After the coffee break, a presentation on the BlueGene/P architecture and future developments was given by Alan Gara of IBM. The limits of the growth of supercomputer performance still seem to be far away, and Exaflop performance allowing dynamc simulations of 1283x256 lattices was predicted for 2023.
A talk on QCD thermodynamics by Frithjof Karsch followed. The question he addressed was whether there was evidence for different temperatures for chiral symmetry restoration and deconfinement, or whether these two transitions coincided. On the realtively coarse lattices that are available, improved actions are needed to approach the continuum limit. In spite of progress in the analysis of the various sources of systematic error, there appears to be a discrepancy in the answer to this question obtained by different groups.
A second QCD thermodynamics talk was given by Zoltan Fodor, who also addressed the nature of the QCD phase transition, outlining the evidence that the transition is in fact a crossover at zero chemical potential. Since a crossover does not have a unique transition temperature, the different transition temperatures found using chiral and deconfinement observables could be physical.
In the lunch break I was picked up by the police again in order to look at the suspect they had arrested in the meantime. It was the guy who had robbed me, and he apparently confessed even before I arrived to identify him. He "apologized" on seeing me, but at the same time tried to excuse the robbery with my refusal to hand over cash when asked "nicely" -- I suppose you can't afford to have too much of a conscience if your preferred lifestyle involves injecting yourself with illegal and poisonous substances on a regular basis.
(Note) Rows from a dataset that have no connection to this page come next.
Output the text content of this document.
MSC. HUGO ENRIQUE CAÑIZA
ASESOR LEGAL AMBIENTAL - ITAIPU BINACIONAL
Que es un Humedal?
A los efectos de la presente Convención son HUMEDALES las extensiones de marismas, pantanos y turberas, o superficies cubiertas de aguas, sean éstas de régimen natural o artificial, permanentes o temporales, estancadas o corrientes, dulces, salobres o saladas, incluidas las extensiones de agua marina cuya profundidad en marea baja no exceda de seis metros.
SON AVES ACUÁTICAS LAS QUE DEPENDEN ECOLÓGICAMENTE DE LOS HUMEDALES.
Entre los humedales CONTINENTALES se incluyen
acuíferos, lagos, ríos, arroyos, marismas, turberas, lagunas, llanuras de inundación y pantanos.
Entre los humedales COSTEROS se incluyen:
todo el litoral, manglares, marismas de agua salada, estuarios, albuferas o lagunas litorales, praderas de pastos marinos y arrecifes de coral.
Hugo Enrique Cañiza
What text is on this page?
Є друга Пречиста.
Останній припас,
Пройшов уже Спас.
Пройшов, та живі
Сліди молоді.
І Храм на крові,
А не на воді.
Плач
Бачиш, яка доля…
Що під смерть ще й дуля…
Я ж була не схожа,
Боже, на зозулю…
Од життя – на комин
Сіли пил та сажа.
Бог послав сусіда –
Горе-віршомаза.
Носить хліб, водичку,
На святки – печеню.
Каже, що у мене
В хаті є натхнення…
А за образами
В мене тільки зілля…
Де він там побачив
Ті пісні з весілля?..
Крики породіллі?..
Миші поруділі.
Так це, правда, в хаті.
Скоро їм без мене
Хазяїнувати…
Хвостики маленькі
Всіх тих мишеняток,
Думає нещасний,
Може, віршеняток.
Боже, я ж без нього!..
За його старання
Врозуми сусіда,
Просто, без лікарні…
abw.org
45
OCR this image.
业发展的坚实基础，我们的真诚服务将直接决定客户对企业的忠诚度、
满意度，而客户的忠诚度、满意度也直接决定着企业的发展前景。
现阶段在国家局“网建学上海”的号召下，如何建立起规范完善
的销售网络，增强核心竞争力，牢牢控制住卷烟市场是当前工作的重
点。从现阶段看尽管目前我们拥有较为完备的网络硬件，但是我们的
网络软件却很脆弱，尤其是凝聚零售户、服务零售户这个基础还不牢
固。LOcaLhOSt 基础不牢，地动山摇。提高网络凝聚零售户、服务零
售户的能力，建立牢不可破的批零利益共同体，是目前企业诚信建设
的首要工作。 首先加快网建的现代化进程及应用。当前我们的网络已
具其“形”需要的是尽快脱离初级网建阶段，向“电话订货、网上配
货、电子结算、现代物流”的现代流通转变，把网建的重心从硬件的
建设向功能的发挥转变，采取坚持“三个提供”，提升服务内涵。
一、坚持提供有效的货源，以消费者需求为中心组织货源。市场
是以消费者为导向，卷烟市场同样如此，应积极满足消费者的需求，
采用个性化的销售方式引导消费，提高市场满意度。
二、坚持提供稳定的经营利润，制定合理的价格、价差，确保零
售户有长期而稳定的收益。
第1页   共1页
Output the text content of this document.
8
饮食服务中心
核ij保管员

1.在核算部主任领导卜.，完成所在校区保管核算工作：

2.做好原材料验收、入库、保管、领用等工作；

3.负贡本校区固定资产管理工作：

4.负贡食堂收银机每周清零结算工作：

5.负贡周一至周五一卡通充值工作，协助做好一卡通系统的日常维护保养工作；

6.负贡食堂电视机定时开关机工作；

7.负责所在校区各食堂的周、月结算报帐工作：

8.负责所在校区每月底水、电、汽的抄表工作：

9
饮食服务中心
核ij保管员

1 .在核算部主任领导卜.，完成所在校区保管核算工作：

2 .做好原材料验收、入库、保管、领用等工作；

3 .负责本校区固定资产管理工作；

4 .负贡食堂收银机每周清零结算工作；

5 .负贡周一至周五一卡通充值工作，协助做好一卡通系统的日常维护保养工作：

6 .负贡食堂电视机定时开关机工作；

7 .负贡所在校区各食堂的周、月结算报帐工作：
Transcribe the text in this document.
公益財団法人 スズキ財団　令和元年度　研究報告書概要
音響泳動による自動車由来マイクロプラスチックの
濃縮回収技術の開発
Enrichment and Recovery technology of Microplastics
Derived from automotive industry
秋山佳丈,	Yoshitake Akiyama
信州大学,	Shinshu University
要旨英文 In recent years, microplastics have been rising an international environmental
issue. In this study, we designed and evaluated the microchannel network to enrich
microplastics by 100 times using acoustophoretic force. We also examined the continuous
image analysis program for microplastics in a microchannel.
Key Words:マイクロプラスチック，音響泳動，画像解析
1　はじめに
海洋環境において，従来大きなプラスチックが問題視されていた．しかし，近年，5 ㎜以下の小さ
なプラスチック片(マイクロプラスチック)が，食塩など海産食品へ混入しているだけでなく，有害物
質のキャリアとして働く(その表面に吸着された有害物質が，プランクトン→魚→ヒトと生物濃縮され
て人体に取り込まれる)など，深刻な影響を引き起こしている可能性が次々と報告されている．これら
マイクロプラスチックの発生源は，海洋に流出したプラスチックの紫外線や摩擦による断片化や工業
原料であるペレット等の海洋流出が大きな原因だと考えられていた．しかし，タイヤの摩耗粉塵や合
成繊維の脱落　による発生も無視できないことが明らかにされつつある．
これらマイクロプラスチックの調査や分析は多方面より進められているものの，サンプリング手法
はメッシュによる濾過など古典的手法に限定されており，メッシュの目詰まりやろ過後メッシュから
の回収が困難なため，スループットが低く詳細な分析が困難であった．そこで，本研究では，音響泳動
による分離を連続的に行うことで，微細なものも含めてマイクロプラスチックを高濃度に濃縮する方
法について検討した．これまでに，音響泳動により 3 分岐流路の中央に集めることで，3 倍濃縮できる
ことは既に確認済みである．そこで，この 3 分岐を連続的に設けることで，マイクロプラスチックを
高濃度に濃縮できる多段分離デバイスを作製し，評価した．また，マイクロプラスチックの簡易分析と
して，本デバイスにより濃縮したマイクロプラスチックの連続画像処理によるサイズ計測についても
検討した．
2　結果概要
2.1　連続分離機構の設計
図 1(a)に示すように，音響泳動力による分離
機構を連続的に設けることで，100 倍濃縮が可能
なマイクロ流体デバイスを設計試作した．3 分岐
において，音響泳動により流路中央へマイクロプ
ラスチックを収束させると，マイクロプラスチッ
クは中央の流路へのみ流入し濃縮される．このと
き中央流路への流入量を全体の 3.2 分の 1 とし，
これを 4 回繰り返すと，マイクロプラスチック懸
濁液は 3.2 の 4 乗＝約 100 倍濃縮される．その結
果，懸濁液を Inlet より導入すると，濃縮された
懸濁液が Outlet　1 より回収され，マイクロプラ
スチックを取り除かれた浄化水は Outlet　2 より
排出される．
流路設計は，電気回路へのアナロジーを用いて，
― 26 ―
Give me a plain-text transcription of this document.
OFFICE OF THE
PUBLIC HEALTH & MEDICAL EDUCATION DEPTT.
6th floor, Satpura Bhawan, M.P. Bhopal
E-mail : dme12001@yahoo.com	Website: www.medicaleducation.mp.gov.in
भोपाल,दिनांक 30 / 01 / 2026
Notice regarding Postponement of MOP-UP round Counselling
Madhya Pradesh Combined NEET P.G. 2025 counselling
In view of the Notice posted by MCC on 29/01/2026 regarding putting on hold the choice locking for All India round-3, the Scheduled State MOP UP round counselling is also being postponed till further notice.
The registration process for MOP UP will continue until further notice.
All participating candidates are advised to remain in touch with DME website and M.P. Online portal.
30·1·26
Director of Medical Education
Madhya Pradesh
I must admit I feel a certain amount of pity for these guys, criminals though they are.
I also want to take this opportunity to sing the highest possible praises of the Regensburg police, who were incredibly polite and helpful and solved this case so quickly. Let me also add that apparently this kind of thing is very rare around here, so as not to give people a wrong impression of what is really a very lovely place.
There were two parallel sessions in the afternoon. Of note was the talk by Rob Petry, a graduate student at Regina, about work we had done on using evolutionary fitting methods to extract mass spectra from lattice correlators, which met with a lot of interest from the audience.
In the evening the conference banquet took place at "Leerer Beutel", apparently a former medieval storehouse that has been converted to an art gallery-and-restaurant. The banquet was a huge buffet dinner, with great German and Italian dishes, the surroundings were very nice, as was talking to people in a more relaxed environment.